Mungkin sekarang ada teman-teman yang berkeluh kesah merasa sendiri, tidak ada lagi orang tua yang menemani dan mendukung kita. Padahal dengan kondisi kita yang seperti ini alangkah bahagianya ada orang tua disamping kita yang selalu mengerti keadaan kita apalagi juga mengerti dengan skoliosis kita dan berusaha untuk mencari solusi demi memperbaiki tulang punggung kita. Sekali lagi, tidak ada satupun manusia di dunia ini yang tidak luput dari ujian Allah. Segala apapun yang menimpa diri kita adalah ujian yang akan meningkatkan derajat ketaqwaan kita apabila kita mampu menjalani sembari bersyukur. Masih banyak di luar sana anak-anak yang lahir tanpa ayah. Masih banyak di luar sana anak-anak yang tumbuh dewasa tanpa sentuhan kasih seorang ibu.

Bagaimana dengan saya? Saya lahir di lingkungan keluarga yang biasa saja dan sama sekali tidak tahu menahu apa itu skoliosis. Kelainan yang ada pada diri saya dianggap memang ya sudahlah, memang begitu, mau bagaimana lagi. Selain memang mungkin karena pendidikan yang tidak begitu tinggi, juga karena kondisi ekonomi yang biasa saja kalau tidak boleh dikatakan ekonomi menengah ke bawah. Tapi saya sangat menghormati dan mengagumi kedua orang tua saya, yang walaupun “membiarkan” kelainan yang ada pada diri saya, saya tau mereka terus memikirkan saya dan selalu berusaha melakukan yang terbaik untuk saya. Kalaupun tidak ada usaha apapun untuk memperbaiki kelainan yang ada pada diri saya, itu karena ketidaktahuan mereka dan ketiadaan biaya. Sedari kecil, orang tua saya terutama ibu begitu getol menyuruh saya untuk berolahraga dan bergelantungan di pintu setiap pagi sampai telapak tangan saya kapalan. Masa-masa awal kuliah, ibu saya dipanggil lebih dulu oleh Allah secara mendadak. Menyusul kemudian ayah saya pergi ke Kalimantan untuk membuka usaha disana karena usaha ayah di rumah kolaps sepeninggal ibu saya. Tinggalah saya hanya berdua dengan kakak perempuan saya satu-satunya berusaha tegar, berjualan sambil kuliah sampai-sampai kakak saya sering membolos. Karena merasa tidak sanggup untuk berjualan sambil kuliah, akhirnya kamipun hanya fokus kuliah dan hanya menunggu kiriman dari ayah serta berusaha bagaimana uang itu cukup untuk kuliah dan biaya sehari-hari kami.

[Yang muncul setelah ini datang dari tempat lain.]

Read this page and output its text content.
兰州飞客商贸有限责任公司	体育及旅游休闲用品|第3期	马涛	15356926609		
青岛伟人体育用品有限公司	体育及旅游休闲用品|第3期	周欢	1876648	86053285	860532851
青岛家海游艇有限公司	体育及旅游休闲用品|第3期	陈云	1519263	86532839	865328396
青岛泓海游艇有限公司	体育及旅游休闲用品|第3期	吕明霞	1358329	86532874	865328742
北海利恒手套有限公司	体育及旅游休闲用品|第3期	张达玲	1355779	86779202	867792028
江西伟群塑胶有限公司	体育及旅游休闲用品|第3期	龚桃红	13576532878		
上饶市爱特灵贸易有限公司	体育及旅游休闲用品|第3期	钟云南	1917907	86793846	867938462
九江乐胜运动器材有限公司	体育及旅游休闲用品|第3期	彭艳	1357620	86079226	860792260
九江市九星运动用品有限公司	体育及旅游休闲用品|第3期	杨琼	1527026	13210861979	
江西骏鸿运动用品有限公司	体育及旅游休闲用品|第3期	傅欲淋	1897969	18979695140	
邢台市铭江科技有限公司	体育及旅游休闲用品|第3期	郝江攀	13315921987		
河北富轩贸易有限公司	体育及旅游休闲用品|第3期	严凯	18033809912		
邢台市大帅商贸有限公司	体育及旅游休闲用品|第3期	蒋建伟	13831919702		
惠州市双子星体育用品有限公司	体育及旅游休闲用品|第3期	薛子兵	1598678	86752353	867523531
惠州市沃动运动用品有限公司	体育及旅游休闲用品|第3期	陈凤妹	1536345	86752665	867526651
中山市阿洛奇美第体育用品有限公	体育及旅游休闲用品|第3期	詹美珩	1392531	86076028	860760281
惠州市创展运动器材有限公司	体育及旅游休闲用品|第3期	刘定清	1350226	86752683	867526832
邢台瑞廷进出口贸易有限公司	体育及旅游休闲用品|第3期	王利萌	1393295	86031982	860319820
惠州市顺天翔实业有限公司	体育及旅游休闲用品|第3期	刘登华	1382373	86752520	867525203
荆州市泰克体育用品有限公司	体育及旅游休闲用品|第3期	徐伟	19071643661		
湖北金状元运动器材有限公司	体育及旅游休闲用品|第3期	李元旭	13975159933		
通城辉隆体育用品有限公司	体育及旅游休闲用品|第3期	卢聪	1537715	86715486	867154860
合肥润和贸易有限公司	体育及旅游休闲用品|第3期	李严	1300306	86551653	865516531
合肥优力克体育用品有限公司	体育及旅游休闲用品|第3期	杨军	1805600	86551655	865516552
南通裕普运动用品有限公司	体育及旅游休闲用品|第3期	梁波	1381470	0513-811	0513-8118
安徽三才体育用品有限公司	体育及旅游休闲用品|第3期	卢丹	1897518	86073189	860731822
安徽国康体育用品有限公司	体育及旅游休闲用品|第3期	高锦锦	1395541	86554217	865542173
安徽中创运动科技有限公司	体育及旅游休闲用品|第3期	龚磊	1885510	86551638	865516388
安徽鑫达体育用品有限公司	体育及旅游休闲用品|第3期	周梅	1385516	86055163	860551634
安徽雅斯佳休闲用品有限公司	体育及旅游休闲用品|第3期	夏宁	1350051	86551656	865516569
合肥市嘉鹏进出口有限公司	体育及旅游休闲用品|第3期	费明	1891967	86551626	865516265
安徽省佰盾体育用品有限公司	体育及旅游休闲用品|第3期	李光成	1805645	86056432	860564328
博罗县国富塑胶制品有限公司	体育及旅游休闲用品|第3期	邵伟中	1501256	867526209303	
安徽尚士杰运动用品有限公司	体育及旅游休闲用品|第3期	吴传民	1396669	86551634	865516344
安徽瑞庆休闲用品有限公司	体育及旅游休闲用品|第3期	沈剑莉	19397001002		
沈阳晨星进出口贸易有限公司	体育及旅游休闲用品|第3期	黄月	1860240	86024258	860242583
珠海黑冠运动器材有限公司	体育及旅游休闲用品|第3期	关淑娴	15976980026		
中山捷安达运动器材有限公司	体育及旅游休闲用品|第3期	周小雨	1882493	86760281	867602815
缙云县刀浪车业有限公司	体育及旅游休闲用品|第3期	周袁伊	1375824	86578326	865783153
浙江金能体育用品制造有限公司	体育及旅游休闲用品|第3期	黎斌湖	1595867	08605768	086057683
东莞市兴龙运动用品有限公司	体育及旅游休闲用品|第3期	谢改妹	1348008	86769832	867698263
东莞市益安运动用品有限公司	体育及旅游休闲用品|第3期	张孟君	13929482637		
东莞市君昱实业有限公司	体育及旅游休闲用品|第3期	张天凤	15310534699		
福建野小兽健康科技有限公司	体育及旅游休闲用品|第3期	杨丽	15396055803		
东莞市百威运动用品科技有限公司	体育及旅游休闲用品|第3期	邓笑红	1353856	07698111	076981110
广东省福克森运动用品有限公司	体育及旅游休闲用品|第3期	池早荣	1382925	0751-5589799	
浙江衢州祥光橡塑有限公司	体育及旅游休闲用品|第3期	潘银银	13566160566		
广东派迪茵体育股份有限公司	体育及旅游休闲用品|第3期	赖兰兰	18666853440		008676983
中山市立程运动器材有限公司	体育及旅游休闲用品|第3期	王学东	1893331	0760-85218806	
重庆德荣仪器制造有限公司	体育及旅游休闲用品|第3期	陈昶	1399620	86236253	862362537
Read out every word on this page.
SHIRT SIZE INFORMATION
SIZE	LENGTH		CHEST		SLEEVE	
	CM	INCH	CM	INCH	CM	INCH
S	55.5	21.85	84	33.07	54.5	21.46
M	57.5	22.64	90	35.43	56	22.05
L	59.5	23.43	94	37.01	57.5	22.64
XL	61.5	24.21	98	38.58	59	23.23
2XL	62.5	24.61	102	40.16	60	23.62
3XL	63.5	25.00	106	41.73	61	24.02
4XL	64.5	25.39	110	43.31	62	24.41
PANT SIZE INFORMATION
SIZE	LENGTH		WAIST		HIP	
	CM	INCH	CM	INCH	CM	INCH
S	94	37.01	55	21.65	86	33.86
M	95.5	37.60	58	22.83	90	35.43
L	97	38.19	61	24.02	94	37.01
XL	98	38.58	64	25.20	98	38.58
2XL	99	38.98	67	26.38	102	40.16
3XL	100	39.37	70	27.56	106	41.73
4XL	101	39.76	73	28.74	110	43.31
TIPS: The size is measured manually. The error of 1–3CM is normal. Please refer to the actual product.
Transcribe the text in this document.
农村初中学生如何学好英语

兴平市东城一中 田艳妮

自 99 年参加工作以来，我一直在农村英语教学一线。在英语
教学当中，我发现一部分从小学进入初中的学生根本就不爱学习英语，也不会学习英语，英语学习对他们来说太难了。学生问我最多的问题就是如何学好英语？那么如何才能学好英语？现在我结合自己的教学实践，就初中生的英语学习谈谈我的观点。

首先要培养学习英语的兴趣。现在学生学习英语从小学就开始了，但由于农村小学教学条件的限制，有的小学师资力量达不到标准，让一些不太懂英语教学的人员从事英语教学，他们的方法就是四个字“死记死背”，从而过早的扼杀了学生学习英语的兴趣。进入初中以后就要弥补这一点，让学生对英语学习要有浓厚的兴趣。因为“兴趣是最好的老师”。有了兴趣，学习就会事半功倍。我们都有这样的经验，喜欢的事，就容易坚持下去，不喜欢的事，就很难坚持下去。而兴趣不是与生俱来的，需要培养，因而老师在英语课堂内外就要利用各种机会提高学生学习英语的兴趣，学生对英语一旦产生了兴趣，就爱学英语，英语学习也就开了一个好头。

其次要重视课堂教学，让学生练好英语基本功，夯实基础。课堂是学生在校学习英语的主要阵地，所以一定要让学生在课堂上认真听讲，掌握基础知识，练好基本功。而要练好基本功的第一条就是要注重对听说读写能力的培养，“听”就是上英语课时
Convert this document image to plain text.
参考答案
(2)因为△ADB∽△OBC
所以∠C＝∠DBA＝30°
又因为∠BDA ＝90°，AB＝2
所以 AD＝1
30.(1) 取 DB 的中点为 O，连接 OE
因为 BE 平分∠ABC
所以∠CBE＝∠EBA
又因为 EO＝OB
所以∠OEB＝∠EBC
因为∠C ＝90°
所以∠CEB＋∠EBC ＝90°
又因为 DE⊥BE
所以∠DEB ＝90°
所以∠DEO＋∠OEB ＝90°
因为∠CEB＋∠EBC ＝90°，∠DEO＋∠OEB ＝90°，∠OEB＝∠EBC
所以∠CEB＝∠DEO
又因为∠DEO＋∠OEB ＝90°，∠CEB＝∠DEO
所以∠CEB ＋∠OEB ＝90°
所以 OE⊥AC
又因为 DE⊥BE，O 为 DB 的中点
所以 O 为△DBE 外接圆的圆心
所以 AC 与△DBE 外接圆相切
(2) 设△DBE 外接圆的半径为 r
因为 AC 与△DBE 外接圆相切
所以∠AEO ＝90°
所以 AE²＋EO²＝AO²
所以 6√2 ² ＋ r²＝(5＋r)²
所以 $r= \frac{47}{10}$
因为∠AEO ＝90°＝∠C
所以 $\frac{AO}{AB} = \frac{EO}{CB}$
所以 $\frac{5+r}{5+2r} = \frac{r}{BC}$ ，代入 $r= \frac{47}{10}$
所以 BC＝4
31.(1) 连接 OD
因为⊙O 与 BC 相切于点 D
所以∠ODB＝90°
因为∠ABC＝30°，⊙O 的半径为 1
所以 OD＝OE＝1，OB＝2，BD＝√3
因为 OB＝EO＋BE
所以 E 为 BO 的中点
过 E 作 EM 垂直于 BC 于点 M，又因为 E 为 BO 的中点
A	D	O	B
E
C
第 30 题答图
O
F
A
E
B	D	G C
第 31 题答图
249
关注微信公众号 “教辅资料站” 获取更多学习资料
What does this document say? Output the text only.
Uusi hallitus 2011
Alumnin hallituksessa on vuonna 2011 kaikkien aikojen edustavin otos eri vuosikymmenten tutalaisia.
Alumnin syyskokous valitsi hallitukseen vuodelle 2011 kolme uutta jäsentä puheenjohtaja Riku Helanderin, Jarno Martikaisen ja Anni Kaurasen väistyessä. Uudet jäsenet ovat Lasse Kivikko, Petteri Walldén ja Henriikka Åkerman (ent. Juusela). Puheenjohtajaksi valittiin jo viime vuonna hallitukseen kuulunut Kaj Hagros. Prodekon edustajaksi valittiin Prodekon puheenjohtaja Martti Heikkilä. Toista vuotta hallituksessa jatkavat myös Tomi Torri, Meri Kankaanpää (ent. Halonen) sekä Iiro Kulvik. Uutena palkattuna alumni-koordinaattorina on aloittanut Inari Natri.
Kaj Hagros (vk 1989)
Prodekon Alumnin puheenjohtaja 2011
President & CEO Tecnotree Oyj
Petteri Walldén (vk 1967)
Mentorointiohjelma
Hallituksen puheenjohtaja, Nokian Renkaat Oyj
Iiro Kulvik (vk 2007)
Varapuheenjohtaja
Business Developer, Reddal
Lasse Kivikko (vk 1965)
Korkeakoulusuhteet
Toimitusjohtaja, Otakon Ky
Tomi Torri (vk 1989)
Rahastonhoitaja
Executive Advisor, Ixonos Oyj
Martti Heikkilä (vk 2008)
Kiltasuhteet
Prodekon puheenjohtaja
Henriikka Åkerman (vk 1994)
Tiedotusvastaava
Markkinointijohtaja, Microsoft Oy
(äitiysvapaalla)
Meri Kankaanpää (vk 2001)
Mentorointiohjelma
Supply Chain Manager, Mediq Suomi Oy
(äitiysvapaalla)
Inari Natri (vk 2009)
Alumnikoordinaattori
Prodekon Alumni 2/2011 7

Sampai akhirnya saat ini, kehidupan saya jauh dari keluarga. Ibu yang sudah tiada, ayah yang tinggal di Kalimantan, kakak yang sudah punya kehidupan sendiri dengan keluarga barunya di Malang, dan saya sendiri bekerja di Bali tanpa ada satupun keluarga disana. Sedihkah saya? Tentu saya sangat sedih, tentu saya sangat rindu berkumpul di tengah keluarga yang utuh, menikmati masa-masa bahagia bersama mereka. Tapi semua itu Allah ganti dengan teman-teman yang baik, teman-teman yang mengerti saya, teman-teman yang tidak mempermasalahkan kekurangan saya, teman-teman yang ringan tangan membantu saya dan teman-teman yang terkadang kebaikan mereka membuat saya meneteskan air mata dan membuat saya lupa kalau saya jauh dari keluarga. Bahkan di setiap lebaran pun saya tidak pernah berkumpul secara utuh dengan keluarga semenjak saya bekerja di Bali. Tapi tidak lupa saya syukuri, walaupun tidak ada ibu, tidak ada ayah, tidak ada kakak (karena mudik ke rumah mertuanya), masih ada bulek, paklek dan sepupu-sepupu saya tiap saya pulang ke Malang.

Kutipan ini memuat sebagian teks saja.